To answer the paradoxical increase in survival rates once seven storeys has been reached, the authors suggested that an accelerating cat tends to stiffen up, reducing its ability to absorb the impact. However, once terminal velocity is reached, there is no longer any net force acting on the cat, and so it will relax, increasing both its flexibility and the cross-sectional area over which the impact is dissipated once the cat hits the ground.

I’d still keep your friend away from your kittens, if I were you. Few buildings in your home town of Oxford are seven storeys high, but there are plenty of rivers about.

John Bothwell
Marine Biological
Association, Plymouth, Devon, UK

Vets quite commonly see jaw injuries in cats, usually as a result of their taking too high a leap from a wall - Ed.

I don’t know what the terminal velocity of the average cat is, but this question did remind me of a joke. Because cats always land on their feet and toast always lands buttered side down, you can construct a perpetual motion machine by simply strapping a slice of buttered toast to a cat’s back. When the cat is dropped it will remain suspended and revolve indefinitely due to the opposing forces.

Catherine
Staffordshire University, Stoke-on Trent, UK

The risks to different animals of taking a fall were laid out in 1927 by the biologist J. B. S. Haldane, in Possible Worlds and Other Essays. He wrote, “Gravity, a mere nuisance to Christian, was a terror to Pope, Pagan and Despair. To the mouse and any smaller animal it presents practically no dangers. You can drop a mouse down a thousand-yard mine shaft, and, on arriving at the bottom, it gets a slight shock and walks away.
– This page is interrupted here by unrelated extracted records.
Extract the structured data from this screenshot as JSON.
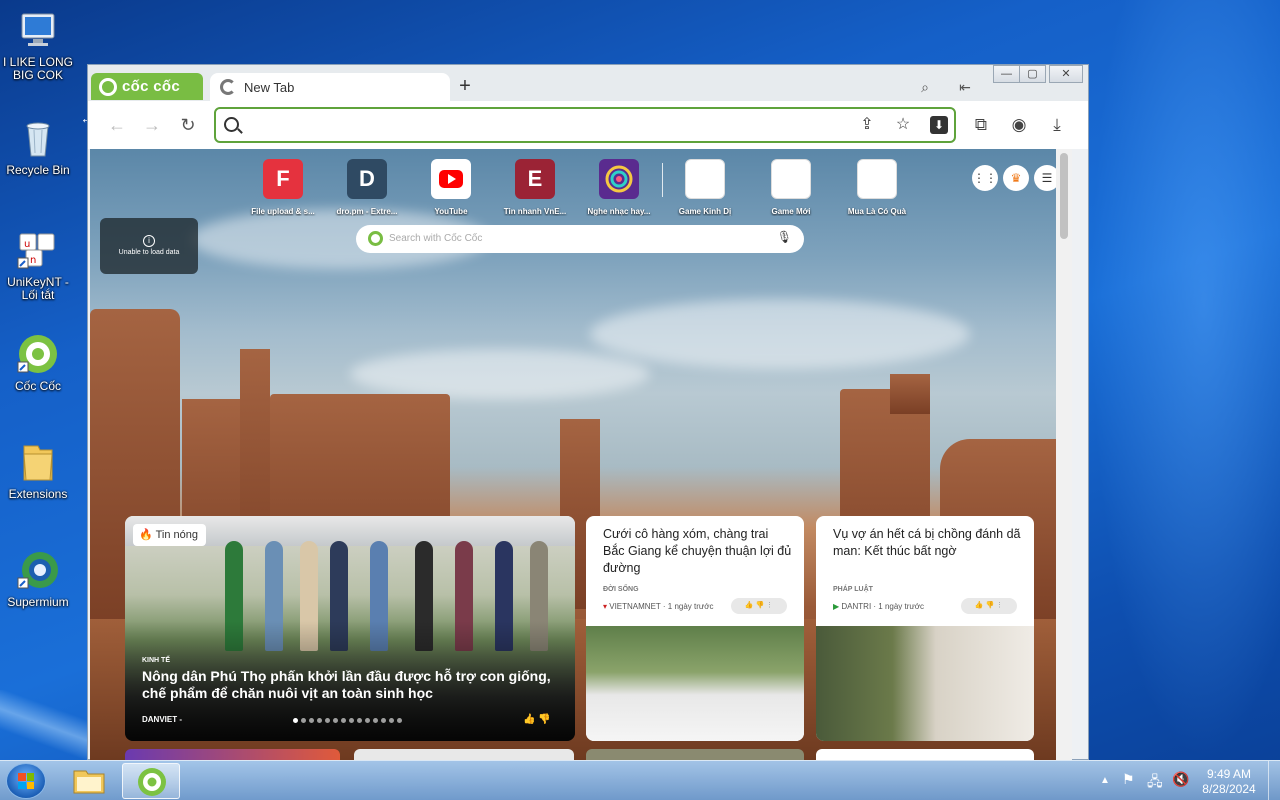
{
  "desktop": {
    "icons": [
      {
        "label": "I LIKE LONG BIG COK"
      },
      {
        "label": "Recycle Bin"
      },
      {
        "label": "UniKeyNT - Lối tắt"
      },
      {
        "label": "Cốc Cốc"
      },
      {
        "label": "Extensions"
      },
      {
        "label": "Supermium"
      }
    ]
  },
  "browser": {
    "brand": "cốc cốc",
    "tab_title": "New Tab",
    "new_tab_symbol": "+",
    "address_value": "",
    "address_placeholder": "",
    "speed_dial": [
      {
        "letter": "F",
        "label": "File upload & s...",
        "color": "#e5323e"
      },
      {
        "letter": "D",
        "label": "dro.pm - Extre...",
        "color": "#2f4a63"
      },
      {
        "letter": "",
        "label": "YouTube",
        "color": "#ffffff"
      },
      {
        "letter": "E",
        "label": "Tin nhanh VnE...",
        "color": "#9b2335"
      },
      {
        "letter": "",
        "label": "Nghe nhạc hay...",
        "color": "#5a2b8f"
      },
      {
        "letter": "",
        "label": "Game Kinh Dị",
        "color": "#ffffff"
      },
      {
        "letter": "",
        "label": "Game Mới",
        "color": "#ffffff"
      },
      {
        "letter": "",
        "label": "Mua Là Có Quà",
        "color": "#ffffff"
      }
    ],
    "unable_text": "Unable to load data",
    "search_placeholder": "Search with Cốc Cốc",
    "featured": {
      "badge": "Tin nóng",
      "category": "KINH TẾ",
      "title": "Nông dân Phú Thọ phấn khởi lần đầu được hỗ trợ con giống, chế phẩm để chăn nuôi vịt an toàn sinh học",
      "source": "DANVIET -"
    },
    "news": [
      {
        "title": "Cưới cô hàng xóm, chàng trai Bắc Giang kể chuyện thuận lợi đủ đường",
        "category": "ĐỜI SỐNG",
        "source": "VIETNAMNET",
        "time": "1 ngày trước"
      },
      {
        "title": "Vụ vợ án hết cá bị chồng đánh dã man: Kết thúc bất ngờ",
        "category": "PHÁP LUẬT",
        "source": "DANTRI",
        "time": "1 ngày trước"
      }
    ]
  },
  "taskbar": {
    "time": "9:49 AM",
    "date": "8/28/2024"
  }
}
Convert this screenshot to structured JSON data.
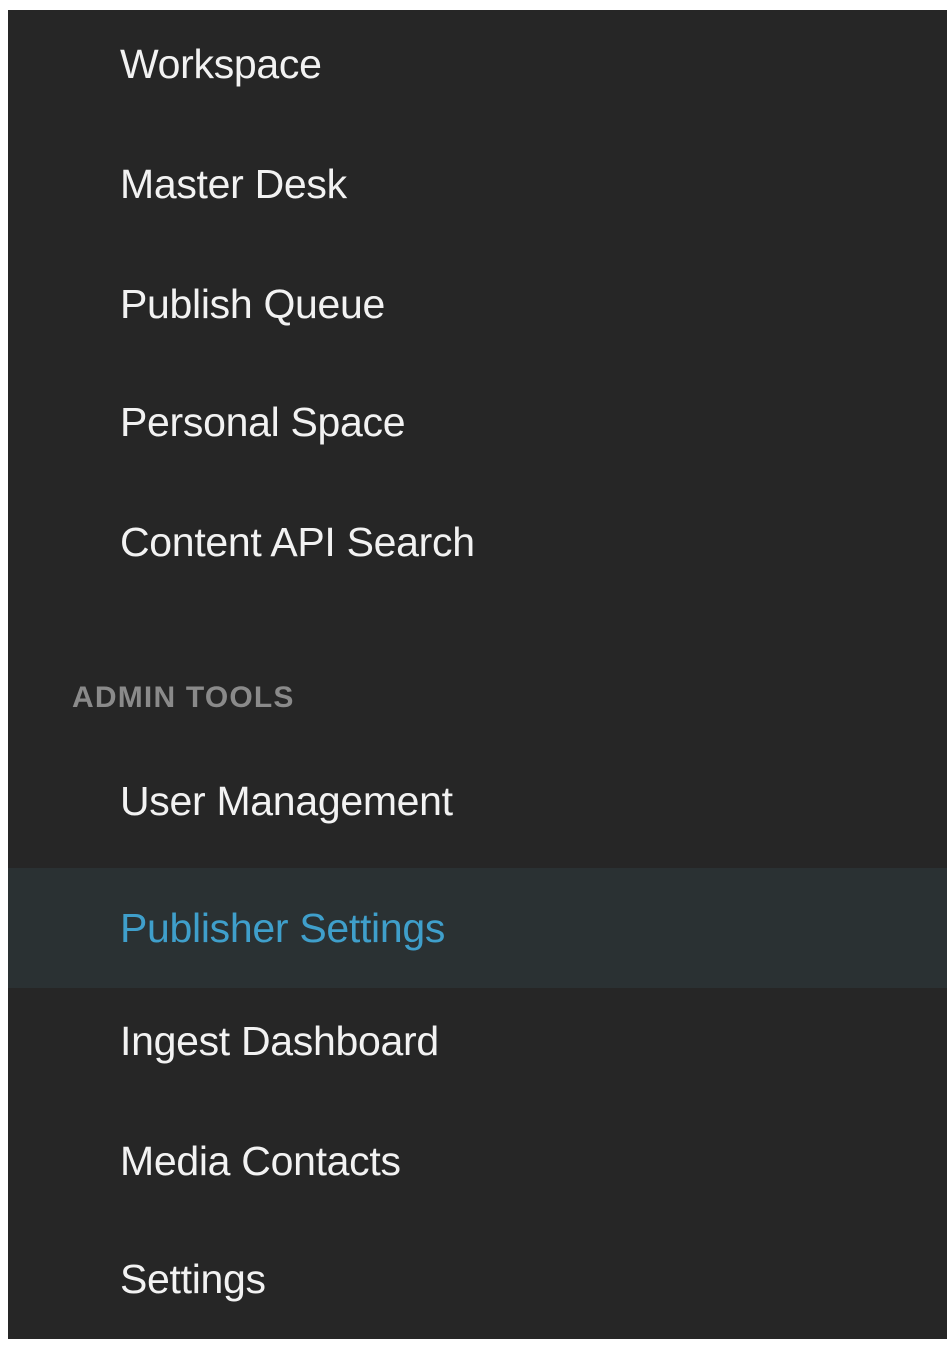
{
  "menu": {
    "items": [
      {
        "label": "Workspace"
      },
      {
        "label": "Master Desk"
      },
      {
        "label": "Publish Queue"
      },
      {
        "label": "Personal Space"
      },
      {
        "label": "Content API Search"
      }
    ]
  },
  "admin_tools": {
    "header": "ADMIN TOOLS",
    "active_item": "Publisher Settings",
    "items": [
      {
        "label": "User Management"
      },
      {
        "label": "Publisher Settings"
      },
      {
        "label": "Ingest Dashboard"
      },
      {
        "label": "Media Contacts"
      },
      {
        "label": "Settings"
      }
    ]
  },
  "colors": {
    "background": "#262626",
    "text": "#f2f2f2",
    "active_text": "#3f9fcb",
    "active_background": "#2a3133",
    "section_header": "#8a8a8a"
  }
}
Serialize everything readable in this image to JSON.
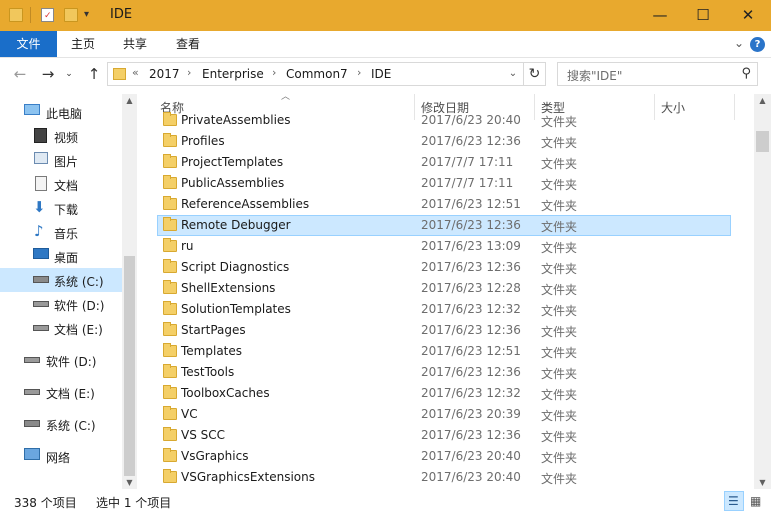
{
  "window": {
    "title": "IDE",
    "minimize_icon": "minimize-icon",
    "maximize_icon": "maximize-icon",
    "close_icon": "close-icon",
    "accent": "#e8a92e"
  },
  "ribbon": {
    "tabs": [
      {
        "label": "文件"
      },
      {
        "label": "主页"
      },
      {
        "label": "共享"
      },
      {
        "label": "查看"
      }
    ],
    "file_tab_color": "#1a6ec9"
  },
  "address": {
    "overflow": "«",
    "crumbs": [
      "2017",
      "Enterprise",
      "Common7",
      "IDE"
    ]
  },
  "search": {
    "placeholder": "搜索\"IDE\""
  },
  "nav": {
    "items": [
      {
        "label": "此电脑",
        "icon": "computer-icon"
      },
      {
        "label": "视频",
        "icon": "video-icon"
      },
      {
        "label": "图片",
        "icon": "pictures-icon"
      },
      {
        "label": "文档",
        "icon": "documents-icon"
      },
      {
        "label": "下载",
        "icon": "download-icon"
      },
      {
        "label": "音乐",
        "icon": "music-icon"
      },
      {
        "label": "桌面",
        "icon": "desktop-icon"
      },
      {
        "label": "系统 (C:)",
        "icon": "system-drive-icon"
      },
      {
        "label": "软件 (D:)",
        "icon": "drive-icon"
      },
      {
        "label": "文档 (E:)",
        "icon": "drive-icon"
      },
      {
        "label": "软件 (D:)",
        "icon": "drive-icon"
      },
      {
        "label": "文档 (E:)",
        "icon": "drive-icon"
      },
      {
        "label": "系统 (C:)",
        "icon": "system-drive-icon"
      },
      {
        "label": "网络",
        "icon": "network-icon"
      }
    ],
    "selected_index": 7
  },
  "list": {
    "columns": [
      "名称",
      "修改日期",
      "类型",
      "大小"
    ],
    "rows": [
      {
        "name": "PrivateAssemblies",
        "date": "2017/6/23 20:40",
        "type": "文件夹"
      },
      {
        "name": "Profiles",
        "date": "2017/6/23 12:36",
        "type": "文件夹"
      },
      {
        "name": "ProjectTemplates",
        "date": "2017/7/7 17:11",
        "type": "文件夹"
      },
      {
        "name": "PublicAssemblies",
        "date": "2017/7/7 17:11",
        "type": "文件夹"
      },
      {
        "name": "ReferenceAssemblies",
        "date": "2017/6/23 12:51",
        "type": "文件夹"
      },
      {
        "name": "Remote Debugger",
        "date": "2017/6/23 12:36",
        "type": "文件夹"
      },
      {
        "name": "ru",
        "date": "2017/6/23 13:09",
        "type": "文件夹"
      },
      {
        "name": "Script Diagnostics",
        "date": "2017/6/23 12:36",
        "type": "文件夹"
      },
      {
        "name": "ShellExtensions",
        "date": "2017/6/23 12:28",
        "type": "文件夹"
      },
      {
        "name": "SolutionTemplates",
        "date": "2017/6/23 12:32",
        "type": "文件夹"
      },
      {
        "name": "StartPages",
        "date": "2017/6/23 12:36",
        "type": "文件夹"
      },
      {
        "name": "Templates",
        "date": "2017/6/23 12:51",
        "type": "文件夹"
      },
      {
        "name": "TestTools",
        "date": "2017/6/23 12:36",
        "type": "文件夹"
      },
      {
        "name": "ToolboxCaches",
        "date": "2017/6/23 12:32",
        "type": "文件夹"
      },
      {
        "name": "VC",
        "date": "2017/6/23 20:39",
        "type": "文件夹"
      },
      {
        "name": "VS SCC",
        "date": "2017/6/23 12:36",
        "type": "文件夹"
      },
      {
        "name": "VsGraphics",
        "date": "2017/6/23 20:40",
        "type": "文件夹"
      },
      {
        "name": "VSGraphicsExtensions",
        "date": "2017/6/23 20:40",
        "type": "文件夹"
      }
    ],
    "selected_index": 5
  },
  "status": {
    "count": "338 个项目",
    "selection": "选中 1 个项目"
  }
}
“A rat is killed, a man is broken, a horse splashes. For the resistance presented to movement by the air is proportional to the surface of the moving object. Divide an animal’s length, breadth and height each by ten; its weight is reduced to a thousandth, but its surface only to a hundredth. So the resistance to falling in the case of the small animal is relatively ten times greater than the driving force. An insect, therefore, is not afraid of gravity; it can fall without danger, and can cling to the ceiling with remarkably little trouble.”